Исабель допустила несколько непростительных исторических ошибок. Некоторые из них были просто глупые; например, она написала, что в 1917 году в Сан-Хуане продавали «горячие собаки» и что Буэнавентура купил одну, когда сошел на берег с корабля «Святая Дева Ковадонгская». Кинтин снова рассмеялся. Конечно, трудно сказать с точностью, когда в Пуэрто-Рико появились хот-доги, но он был абсолютно уверен, что до Второй мировой войны их еще не было.

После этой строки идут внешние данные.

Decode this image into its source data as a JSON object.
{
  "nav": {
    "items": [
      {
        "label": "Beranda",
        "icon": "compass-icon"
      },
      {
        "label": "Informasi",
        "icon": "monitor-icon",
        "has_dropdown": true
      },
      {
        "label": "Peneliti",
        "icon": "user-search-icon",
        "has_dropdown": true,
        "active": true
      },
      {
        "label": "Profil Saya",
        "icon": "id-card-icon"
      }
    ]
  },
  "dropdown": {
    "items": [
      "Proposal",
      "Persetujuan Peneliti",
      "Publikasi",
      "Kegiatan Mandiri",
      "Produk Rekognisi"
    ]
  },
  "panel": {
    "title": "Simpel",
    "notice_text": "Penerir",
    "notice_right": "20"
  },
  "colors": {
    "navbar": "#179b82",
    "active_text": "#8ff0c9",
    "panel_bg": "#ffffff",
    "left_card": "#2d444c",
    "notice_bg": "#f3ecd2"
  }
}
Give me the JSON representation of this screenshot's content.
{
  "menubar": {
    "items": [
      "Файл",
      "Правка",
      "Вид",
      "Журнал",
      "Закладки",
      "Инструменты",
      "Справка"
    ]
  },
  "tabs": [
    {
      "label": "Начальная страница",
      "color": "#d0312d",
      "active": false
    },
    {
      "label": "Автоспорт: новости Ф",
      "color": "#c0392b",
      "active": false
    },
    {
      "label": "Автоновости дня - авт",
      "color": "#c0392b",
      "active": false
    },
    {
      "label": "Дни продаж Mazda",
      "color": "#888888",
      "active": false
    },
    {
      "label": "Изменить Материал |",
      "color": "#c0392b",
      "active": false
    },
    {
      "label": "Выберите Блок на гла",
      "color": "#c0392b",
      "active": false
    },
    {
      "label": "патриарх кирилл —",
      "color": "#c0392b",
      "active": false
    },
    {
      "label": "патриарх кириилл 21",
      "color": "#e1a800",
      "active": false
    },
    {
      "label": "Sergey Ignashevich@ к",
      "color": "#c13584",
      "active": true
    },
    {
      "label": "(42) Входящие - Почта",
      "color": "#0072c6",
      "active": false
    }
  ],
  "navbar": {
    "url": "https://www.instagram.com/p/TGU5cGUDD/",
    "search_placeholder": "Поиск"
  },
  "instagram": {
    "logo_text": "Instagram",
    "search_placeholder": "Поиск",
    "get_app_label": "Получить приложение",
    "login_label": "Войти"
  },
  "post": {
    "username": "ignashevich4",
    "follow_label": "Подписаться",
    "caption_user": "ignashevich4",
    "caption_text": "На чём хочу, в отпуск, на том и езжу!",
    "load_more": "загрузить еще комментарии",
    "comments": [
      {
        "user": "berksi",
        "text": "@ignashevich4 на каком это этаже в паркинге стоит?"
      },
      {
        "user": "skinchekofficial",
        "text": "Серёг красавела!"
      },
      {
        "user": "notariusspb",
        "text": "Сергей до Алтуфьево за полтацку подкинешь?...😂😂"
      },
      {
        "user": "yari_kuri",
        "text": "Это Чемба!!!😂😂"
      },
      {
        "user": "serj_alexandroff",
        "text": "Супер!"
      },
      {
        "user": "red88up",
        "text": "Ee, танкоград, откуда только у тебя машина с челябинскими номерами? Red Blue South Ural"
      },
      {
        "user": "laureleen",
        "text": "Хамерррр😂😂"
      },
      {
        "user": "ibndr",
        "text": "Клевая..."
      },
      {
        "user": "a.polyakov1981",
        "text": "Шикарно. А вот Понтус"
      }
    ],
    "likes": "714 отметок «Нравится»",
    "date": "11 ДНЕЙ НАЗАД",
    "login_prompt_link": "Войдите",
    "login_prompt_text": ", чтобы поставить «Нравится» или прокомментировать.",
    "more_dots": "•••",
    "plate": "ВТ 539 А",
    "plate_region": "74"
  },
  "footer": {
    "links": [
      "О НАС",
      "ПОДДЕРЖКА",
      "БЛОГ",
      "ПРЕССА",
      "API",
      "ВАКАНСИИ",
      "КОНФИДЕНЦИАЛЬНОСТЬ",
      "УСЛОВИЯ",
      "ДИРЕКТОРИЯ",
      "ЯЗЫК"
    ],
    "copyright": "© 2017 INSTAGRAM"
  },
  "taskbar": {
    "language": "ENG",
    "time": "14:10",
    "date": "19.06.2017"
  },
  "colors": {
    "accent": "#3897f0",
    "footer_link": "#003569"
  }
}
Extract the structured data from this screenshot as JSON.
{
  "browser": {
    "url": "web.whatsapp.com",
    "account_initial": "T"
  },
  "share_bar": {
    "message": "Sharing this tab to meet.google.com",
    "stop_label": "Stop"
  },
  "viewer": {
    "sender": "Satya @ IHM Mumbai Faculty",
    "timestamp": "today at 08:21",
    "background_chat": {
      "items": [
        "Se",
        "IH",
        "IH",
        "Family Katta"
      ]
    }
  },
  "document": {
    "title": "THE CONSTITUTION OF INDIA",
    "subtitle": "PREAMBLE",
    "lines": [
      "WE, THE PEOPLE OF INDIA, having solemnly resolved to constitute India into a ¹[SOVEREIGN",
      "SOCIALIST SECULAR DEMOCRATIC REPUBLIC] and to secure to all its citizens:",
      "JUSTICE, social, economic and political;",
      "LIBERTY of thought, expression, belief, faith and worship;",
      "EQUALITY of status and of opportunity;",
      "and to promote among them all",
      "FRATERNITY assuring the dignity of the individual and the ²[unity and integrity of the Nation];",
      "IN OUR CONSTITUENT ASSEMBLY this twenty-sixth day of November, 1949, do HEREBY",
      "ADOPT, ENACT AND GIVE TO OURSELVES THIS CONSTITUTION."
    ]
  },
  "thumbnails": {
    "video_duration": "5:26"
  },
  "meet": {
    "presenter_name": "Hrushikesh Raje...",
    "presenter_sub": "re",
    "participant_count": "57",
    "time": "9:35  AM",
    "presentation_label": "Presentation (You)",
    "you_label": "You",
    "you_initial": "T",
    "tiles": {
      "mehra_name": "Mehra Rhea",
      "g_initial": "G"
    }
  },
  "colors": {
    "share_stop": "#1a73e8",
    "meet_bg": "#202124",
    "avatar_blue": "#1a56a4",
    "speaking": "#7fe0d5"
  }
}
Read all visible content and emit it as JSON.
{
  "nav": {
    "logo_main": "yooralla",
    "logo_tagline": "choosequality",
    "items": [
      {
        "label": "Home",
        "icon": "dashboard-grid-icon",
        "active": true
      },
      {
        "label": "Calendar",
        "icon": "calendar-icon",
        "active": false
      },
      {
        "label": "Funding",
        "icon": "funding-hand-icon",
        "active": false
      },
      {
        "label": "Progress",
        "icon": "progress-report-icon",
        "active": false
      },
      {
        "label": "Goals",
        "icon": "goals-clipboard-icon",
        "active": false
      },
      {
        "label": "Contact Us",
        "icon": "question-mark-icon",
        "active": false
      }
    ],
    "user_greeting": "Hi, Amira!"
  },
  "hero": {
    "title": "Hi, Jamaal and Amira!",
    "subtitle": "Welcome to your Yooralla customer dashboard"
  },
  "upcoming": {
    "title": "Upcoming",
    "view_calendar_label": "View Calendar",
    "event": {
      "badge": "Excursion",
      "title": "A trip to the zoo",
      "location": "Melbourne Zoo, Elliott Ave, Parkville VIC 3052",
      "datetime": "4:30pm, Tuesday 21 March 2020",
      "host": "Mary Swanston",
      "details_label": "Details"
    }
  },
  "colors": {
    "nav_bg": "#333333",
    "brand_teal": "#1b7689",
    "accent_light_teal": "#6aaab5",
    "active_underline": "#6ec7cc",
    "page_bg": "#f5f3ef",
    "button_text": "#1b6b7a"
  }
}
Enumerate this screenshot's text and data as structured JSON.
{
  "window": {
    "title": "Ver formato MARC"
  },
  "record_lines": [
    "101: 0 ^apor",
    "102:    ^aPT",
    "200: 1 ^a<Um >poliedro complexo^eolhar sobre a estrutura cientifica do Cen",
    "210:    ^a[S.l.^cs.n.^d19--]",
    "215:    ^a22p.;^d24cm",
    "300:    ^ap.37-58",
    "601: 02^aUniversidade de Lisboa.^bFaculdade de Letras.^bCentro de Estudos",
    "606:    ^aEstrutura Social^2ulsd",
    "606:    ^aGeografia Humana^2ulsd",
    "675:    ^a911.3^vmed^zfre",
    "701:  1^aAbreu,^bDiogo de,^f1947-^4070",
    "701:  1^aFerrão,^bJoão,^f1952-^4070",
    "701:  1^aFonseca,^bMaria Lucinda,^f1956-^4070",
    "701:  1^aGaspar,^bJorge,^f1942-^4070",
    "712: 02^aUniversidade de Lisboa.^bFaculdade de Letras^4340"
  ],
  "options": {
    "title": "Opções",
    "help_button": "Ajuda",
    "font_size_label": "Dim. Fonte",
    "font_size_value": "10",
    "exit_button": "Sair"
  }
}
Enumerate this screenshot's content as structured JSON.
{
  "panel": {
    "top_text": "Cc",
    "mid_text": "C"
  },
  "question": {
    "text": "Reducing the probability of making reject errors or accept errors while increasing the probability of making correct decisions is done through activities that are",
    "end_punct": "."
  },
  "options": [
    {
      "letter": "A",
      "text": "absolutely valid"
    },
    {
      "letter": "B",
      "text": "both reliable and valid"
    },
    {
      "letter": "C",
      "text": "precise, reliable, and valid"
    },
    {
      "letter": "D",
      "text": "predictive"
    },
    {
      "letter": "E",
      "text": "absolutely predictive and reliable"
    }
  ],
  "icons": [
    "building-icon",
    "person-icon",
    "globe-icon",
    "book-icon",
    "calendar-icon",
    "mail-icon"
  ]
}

Более серьезной ошибкой было утверждать, что немецкие субмарины осадили город во время Первой мировой войны, когда на самом деле это произошло во время Второй мировой войны. Планы фон Тирпица по захвату Пуэрто-Рико никогда не были осуществлены, доклад адмирала по этому вопросу пылился в архивах кайзера Вильгельма II. Немецкие подводные лодки появились в Карибском море только в 1942 году. Но Исабель понадобилось изобрести осаду Пуэрто-Рико в 1918 году, поскольку немецкая блокада служила фоном для развития образа Буэнавентуры как пособника фашистов. Она исказила, причем сознательно, исторические факты, чтобы сделать повествование более увлекательным.
Кинтину не было стыдно читать рукопись жены, которую она прятала; он был убежден, что это его долг. Исабель раскрылась ему с неизвестной стороны, и, кроме того, он переосмысливал историю своей семьи так, как никогда не делал раньше. Была там и правда; Ребека порой чувствовала себя несчастной в браке и, может быть, была бы счастливее, выйди она замуж за такого человека, как Павел. Но делать из этого вывод, что между ними был адюльтер, – нелепость. Это просто фарс, злобная клевета.
Это верно, что Буэнавентура отличался необузданным нравом, присущим всем Мендисабалям, и Кинтину в детстве от него доставалось. Но он был великодушным и ответственным отцом. Со временем Кинтин стал лучше понимать его, а сейчас, когда стал зрелым человеком, то научился ценить его добродетели. Его мать и его отец были и счастливы, и несчастливы в браке, как это бывает со всеми на свете.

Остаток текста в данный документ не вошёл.